Investing in commodities is a useful strategy to hedge against inflation. In years gone by, when inflation rates have increased, investors have often turned to tangible assets likely to rise in value, such as commodities. Commodities tend to be one of the asset classes that is most positively correlated with inflation.

As the demand for goods and services increase, so too does their price. In turn, this means that the prices of the commodities in manufacturing those goods and services also rises. Evidence of this can be seen with the Bloomberg Commodity Spot Index, which tracks the prices of 23 raw materials including crude oil, corn and sugar, rising to its highest-ever level in early June. As commodity prices tend to rise when inflation surges, investing in commodities can protect traders’ portfolios from rising inflation.

Gold and Silver

As for gold and silver, investing in this pair is a worthwhile strategy when it comes to beating inflation. The value of these precious metals tends to increase when the purchasing power of currencies such as the US dollar decline. This is because physical precious metals such as gold and silver derive their value different than paper currency. For example, the value of the dollar is entirely dependent upon the actions of the US federal reserve, central banks and the general wellbeing of the economy. In contrast to this, gold and silver have value due to their many modern uses. Both of these precious metals are highly conductive, making them instrumental to countless electronic applications. What’s more, the two precious metals hold a great deal of symbolic value, being used as a sign of wealth for thousands of years. There is no reason to believe that the desirability for gold and silver will decrease in the near future.

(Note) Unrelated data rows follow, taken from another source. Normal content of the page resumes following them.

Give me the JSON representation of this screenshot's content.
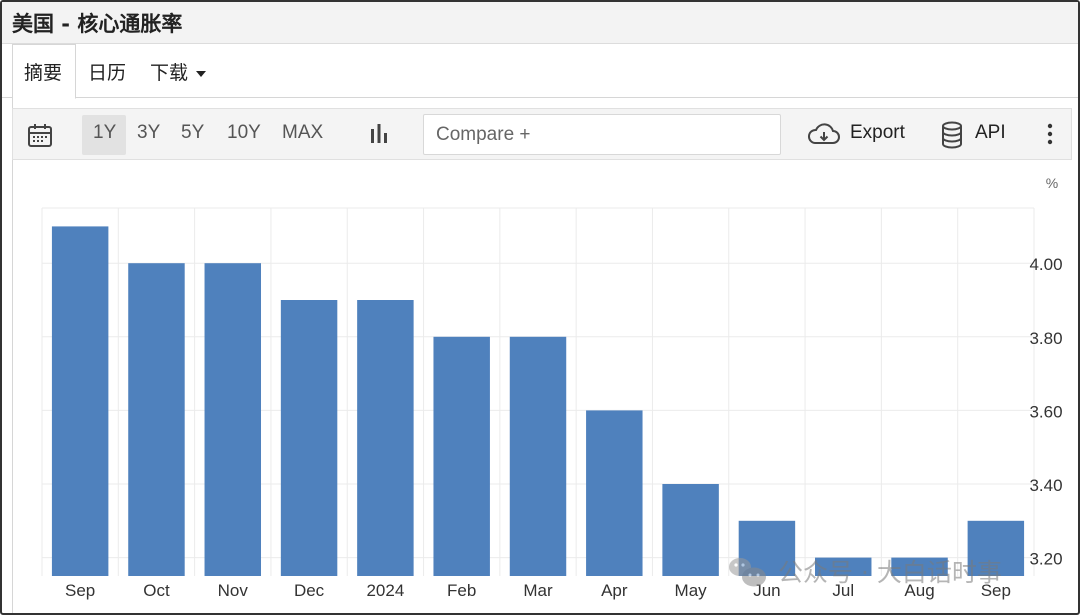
{
  "header": {
    "title": "美国 - 核心通胀率"
  },
  "tabs": [
    {
      "label": "摘要",
      "active": true
    },
    {
      "label": "日历",
      "active": false
    },
    {
      "label": "下载",
      "active": false
    }
  ],
  "toolbar": {
    "calendar_icon": "calendar-icon",
    "ranges": [
      "1Y",
      "3Y",
      "5Y",
      "10Y",
      "MAX"
    ],
    "selected_range": "1Y",
    "chart_type_icon": "bar-chart-icon",
    "compare_placeholder": "Compare +",
    "export_label": "Export",
    "export_icon": "cloud-download-icon",
    "api_label": "API",
    "api_icon": "database-icon",
    "more_icon": "more-vertical-icon"
  },
  "colors": {
    "bar": "#4f81bd",
    "grid": "#ebebeb",
    "axis_text": "#333333"
  },
  "watermark": "公众号 · 大白话时事",
  "chart_data": {
    "type": "bar",
    "categories": [
      "Sep",
      "Oct",
      "Nov",
      "Dec",
      "2024",
      "Feb",
      "Mar",
      "Apr",
      "May",
      "Jun",
      "Jul",
      "Aug",
      "Sep"
    ],
    "values": [
      4.1,
      4.0,
      4.0,
      3.9,
      3.9,
      3.8,
      3.8,
      3.6,
      3.4,
      3.3,
      3.2,
      3.2,
      3.3
    ],
    "unit": "%",
    "ylim": [
      3.15,
      4.15
    ],
    "yticks": [
      3.2,
      3.4,
      3.6,
      3.8,
      4.0
    ],
    "ytick_labels": [
      "3.20",
      "3.40",
      "3.60",
      "3.80",
      "4.00"
    ],
    "grid": true,
    "y_axis_position": "right"
  }
}
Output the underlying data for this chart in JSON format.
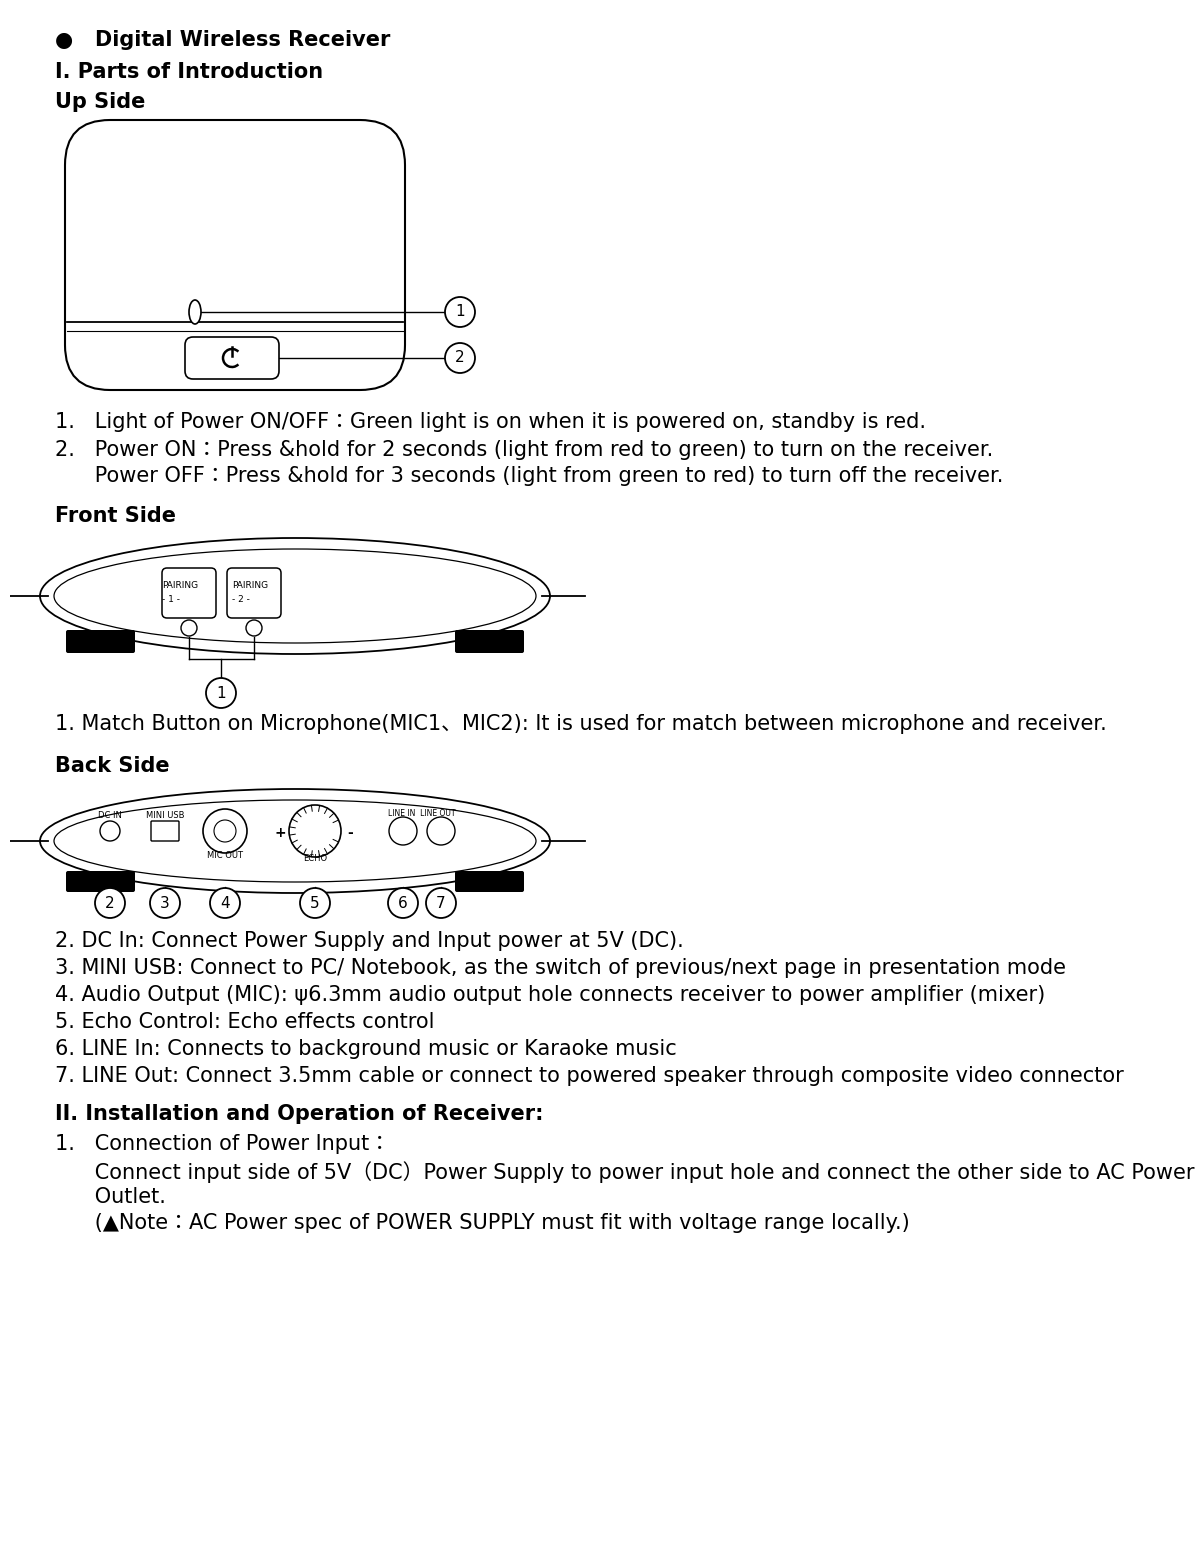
{
  "title_bullet": "●   Digital Wireless Receiver",
  "section1": "I. Parts of Introduction",
  "upside_label": "Up Side",
  "frontside_label": "Front Side",
  "backside_label": "Back Side",
  "section2": "II. Installation and Operation of Receiver:",
  "upside_text1": "1.   Light of Power ON/OFF：Green light is on when it is powered on, standby is red.",
  "upside_text2a": "2.   Power ON：Press &hold for 2 seconds (light from red to green) to turn on the receiver.",
  "upside_text2b": "      Power OFF：Press &hold for 3 seconds (light from green to red) to turn off the receiver.",
  "front_text": "1. Match Button on Microphone(MIC1、MIC2): It is used for match between microphone and receiver.",
  "back_text2": "2. DC In: Connect Power Supply and Input power at 5V (DC).",
  "back_text3": "3. MINI USB: Connect to PC/ Notebook, as the switch of previous/next page in presentation mode",
  "back_text4": "4. Audio Output (MIC): ψ6.3mm audio output hole connects receiver to power amplifier (mixer)",
  "back_text5": "5. Echo Control: Echo effects control",
  "back_text6": "6. LINE In: Connects to background music or Karaoke music",
  "back_text7": "7. LINE Out: Connect 3.5mm cable or connect to powered speaker through composite video connector",
  "inst_text1": "1.   Connection of Power Input：",
  "inst_text2": "      Connect input side of 5V（DC）Power Supply to power input hole and connect the other side to AC Power",
  "inst_text3": "      Outlet.",
  "inst_text4": "      (▲Note：AC Power spec of POWER SUPPLY must fit with voltage range locally.)",
  "bg_color": "#ffffff"
}
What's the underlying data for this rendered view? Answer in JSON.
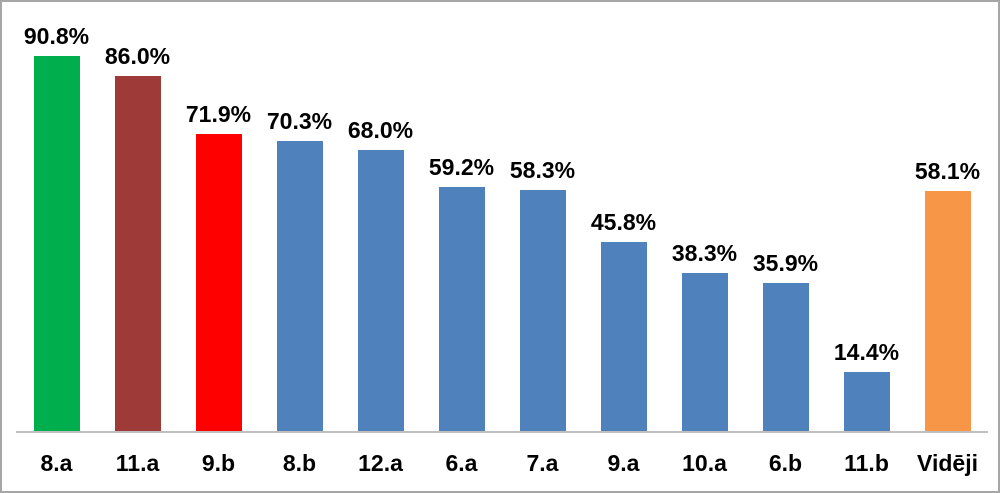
{
  "chart_data": {
    "type": "bar",
    "categories": [
      "8.a",
      "11.a",
      "9.b",
      "8.b",
      "12.a",
      "6.a",
      "7.a",
      "9.a",
      "10.a",
      "6.b",
      "11.b",
      "Vidēji"
    ],
    "values": [
      90.8,
      86.0,
      71.9,
      70.3,
      68.0,
      59.2,
      58.3,
      45.8,
      38.3,
      35.9,
      14.4,
      58.1
    ],
    "value_labels": [
      "90.8%",
      "86.0%",
      "71.9%",
      "70.3%",
      "68.0%",
      "59.2%",
      "58.3%",
      "45.8%",
      "38.3%",
      "35.9%",
      "14.4%",
      "58.1%"
    ],
    "bar_colors": [
      "#00AE4D",
      "#9E3B38",
      "#FF0000",
      "#4F81BD",
      "#4F81BD",
      "#4F81BD",
      "#4F81BD",
      "#4F81BD",
      "#4F81BD",
      "#4F81BD",
      "#4F81BD",
      "#F79646"
    ],
    "title": "",
    "xlabel": "",
    "ylabel": "",
    "ylim": [
      0,
      100
    ],
    "grid": false,
    "legend": "none",
    "data_labels": "outside-end",
    "colors": {
      "frame_border": "#A6A6A6",
      "axis_line": "#BFBFBF",
      "label_text": "#000000",
      "background": "#FFFFFF"
    }
  }
}
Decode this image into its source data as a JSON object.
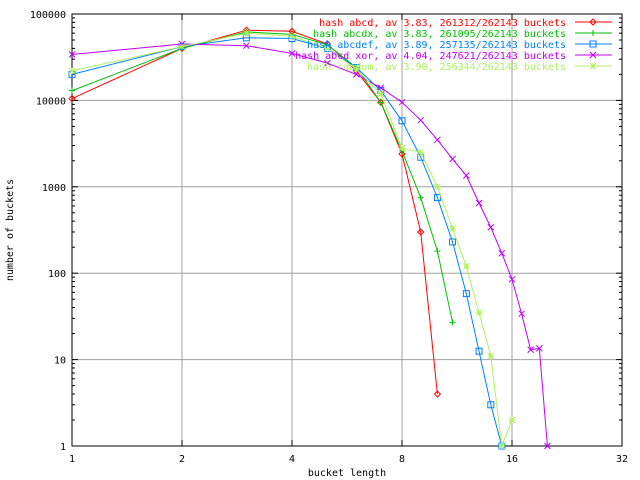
{
  "chart_data": {
    "type": "line",
    "xlabel": "bucket length",
    "ylabel": "number of buckets",
    "x_scale": "log2",
    "y_scale": "log10",
    "xlim": [
      1,
      32
    ],
    "ylim": [
      1,
      100000
    ],
    "x_ticks": [
      {
        "value": 1,
        "label": "1"
      },
      {
        "value": 2,
        "label": "2"
      },
      {
        "value": 4,
        "label": "4"
      },
      {
        "value": 8,
        "label": "8"
      },
      {
        "value": 16,
        "label": "16"
      },
      {
        "value": 32,
        "label": "32"
      }
    ],
    "y_ticks": [
      {
        "value": 1,
        "label": "1"
      },
      {
        "value": 10,
        "label": "10"
      },
      {
        "value": 100,
        "label": "100"
      },
      {
        "value": 1000,
        "label": "1000"
      },
      {
        "value": 10000,
        "label": "10000"
      },
      {
        "value": 100000,
        "label": "100000"
      }
    ],
    "grid": true,
    "legend_position": "top-right",
    "series": [
      {
        "name": "hash abcd, av 3.83, 261312/262143 buckets",
        "color": "#ff0000",
        "marker": "diamond",
        "x": [
          1,
          2,
          3,
          4,
          5,
          6,
          7,
          8,
          9,
          10
        ],
        "y": [
          10500,
          40000,
          65000,
          63000,
          45000,
          22000,
          9500,
          2400,
          300,
          4
        ]
      },
      {
        "name": "hash abcdx, av 3.83, 261095/262143 buckets",
        "color": "#00c000",
        "marker": "plus",
        "x": [
          1,
          2,
          3,
          4,
          5,
          6,
          7,
          8,
          9,
          10,
          11
        ],
        "y": [
          13000,
          40000,
          62000,
          58000,
          44000,
          24000,
          9500,
          2600,
          750,
          180,
          27
        ]
      },
      {
        "name": "hash abcdef, av 3.89, 257135/262143 buckets",
        "color": "#0080ff",
        "marker": "square",
        "x": [
          1,
          2,
          3,
          4,
          5,
          6,
          7,
          8,
          9,
          10,
          11,
          12,
          13,
          14,
          15
        ],
        "y": [
          20000,
          42000,
          53000,
          52000,
          40000,
          24000,
          13000,
          5800,
          2200,
          750,
          230,
          58,
          12.5,
          3,
          1
        ]
      },
      {
        "name": "hash abcd xor, av 4.04, 247621/262143 buckets",
        "color": "#c000ff",
        "marker": "cross",
        "x": [
          1,
          2,
          3,
          4,
          5,
          6,
          7,
          8,
          9,
          10,
          11,
          12,
          13,
          14,
          15,
          16,
          17,
          18,
          19,
          20
        ],
        "y": [
          34000,
          45000,
          43000,
          35000,
          27000,
          20000,
          14000,
          9500,
          5900,
          3500,
          2100,
          1350,
          650,
          340,
          170,
          85,
          34,
          13,
          13.5,
          1
        ]
      },
      {
        "name": "hash random, av 3.90, 256344/262143 buckets",
        "color": "#b0f060",
        "marker": "star",
        "x": [
          1,
          2,
          3,
          4,
          5,
          6,
          7,
          8,
          9,
          10,
          11,
          12,
          13,
          14,
          15,
          16
        ],
        "y": [
          22000,
          42000,
          60000,
          55000,
          40000,
          23000,
          12000,
          2800,
          2500,
          1000,
          330,
          120,
          35,
          11,
          1,
          2
        ]
      }
    ]
  }
}
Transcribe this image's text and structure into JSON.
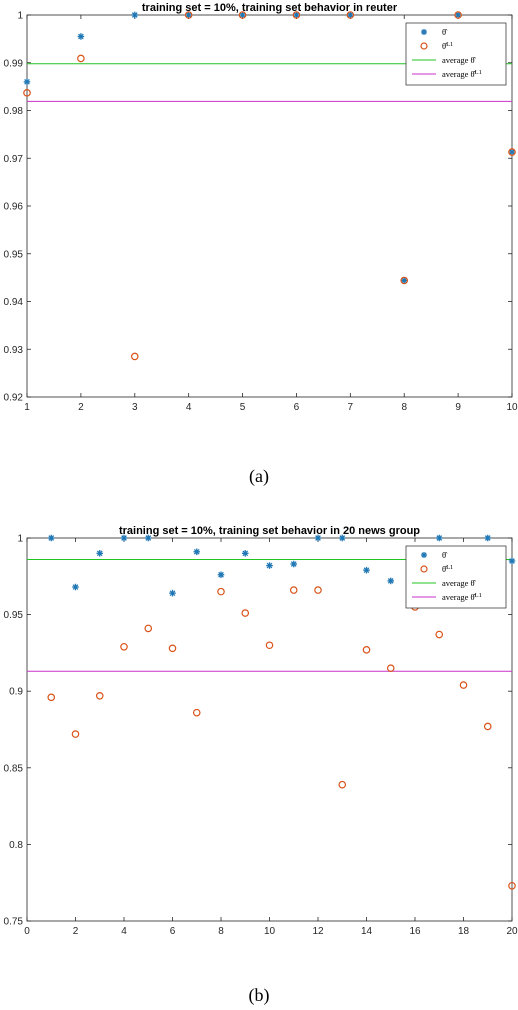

During times of economic turmoil, when the value of currencies plummets, investors flock to stable investments like physical gold and silver in order to stockpile their wealth. Therefore, this increased demand boosts the prices of gold and silver, helping to provide traders with a way to hedge against continued elevated inflation.

Property

When it comes to real estate, property prices tend to move in one direction – upwards. According to Halifax, UK house prices are rising at their fastest rate since 2007, prior to the financial crisis of 2007–2008. While there have been instances in history where property prices have come crashing down, like during the period in which the aforementioned financial crisis took place, they often bounce back both quickly and sharply.

As a hedge against inflation, there are a number of advantages to investing in real estate. Regardless of the economic climate, there will always be a demand for homes, making this asset a safe investment. What’s more, as inflation rises, so to do property values. Therefore, this enables landlords to charge more money for rent, while those selling properties can demand a higher price for their real estate. Traders can also look into real estate investment trust (REIT) products, which is essentially a portfolio of various properties. The REIT’s value is unlikely to be impacted by rising levels of inflation as their operating costs will remain largely unchanged.

While this may be an exciting time to be entering the trading world, investing is not a risk-free activity, as shown by the recent surge in inflation rates in countries around the world. However, by choosing to invest in financial assets which are relatively resistant to inflation, such as commodities, gold and silver, and property, traders can beat the risk posed by rises in inflationary rates.